Convergence Rate of a Functional Learning Method for Contextual Stochastic Optimization
This addresses a practical bottleneck in contextual stochastic optimization for scenarios with limited data access, though it appears incremental as it builds on existing parametric approximation methods.
The paper tackles the problem of stochastic optimization with context-dependent variables where direct sampling from the conditional distribution is infeasible, achieving a convergence rate of O(1/√N) for a joint learning-and-optimization algorithm.

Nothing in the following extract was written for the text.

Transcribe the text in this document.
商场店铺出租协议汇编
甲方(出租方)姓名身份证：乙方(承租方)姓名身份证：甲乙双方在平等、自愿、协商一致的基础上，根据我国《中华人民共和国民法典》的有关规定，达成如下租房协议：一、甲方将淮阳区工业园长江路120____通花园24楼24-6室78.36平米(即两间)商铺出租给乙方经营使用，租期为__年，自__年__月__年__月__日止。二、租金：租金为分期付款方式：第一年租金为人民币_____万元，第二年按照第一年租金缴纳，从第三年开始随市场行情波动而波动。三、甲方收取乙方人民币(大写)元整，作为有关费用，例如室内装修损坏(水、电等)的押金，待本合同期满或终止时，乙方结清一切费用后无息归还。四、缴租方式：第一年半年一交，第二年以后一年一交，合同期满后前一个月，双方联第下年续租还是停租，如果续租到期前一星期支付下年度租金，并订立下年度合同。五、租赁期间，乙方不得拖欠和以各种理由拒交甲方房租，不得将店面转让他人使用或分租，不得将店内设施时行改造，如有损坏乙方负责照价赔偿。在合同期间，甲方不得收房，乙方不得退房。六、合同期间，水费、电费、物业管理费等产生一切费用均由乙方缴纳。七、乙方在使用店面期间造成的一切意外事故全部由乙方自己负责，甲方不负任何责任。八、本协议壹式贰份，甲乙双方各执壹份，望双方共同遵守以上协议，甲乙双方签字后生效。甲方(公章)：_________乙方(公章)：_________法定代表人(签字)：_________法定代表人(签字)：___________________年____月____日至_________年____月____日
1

We consider a stochastic optimization problem involving two random variables: a context variable $X$ and a dependent variable $Y$. The objective is to minimize the expected value of a nonlinear loss functional applied to the conditional expectation $\mathbb{E}[f(X, Y,β) \mid X]$, where $f$ is a nonlinear function and $β$ represents the decision variables. We focus on the practically important setting in which direct sampling from the conditional distribution of $Y \mid X$ is infeasible, and only a stream of i.i.d.\ observation pairs $\{(X^k, Y^k)\}_{k=0,1,2,\ldots}$ is available. In our approach, the conditional expectation is approximated within a prespecified parametric function class. We analyze a simultaneous learning-and-optimization algorithm that jointly estimates the conditional expectation and optimizes the outer objective, and establish that the method achieves a convergence rate of order $\mathcal{O}\big(1/\sqrt{N}\big)$, where $N$ denotes the number of observed pairs.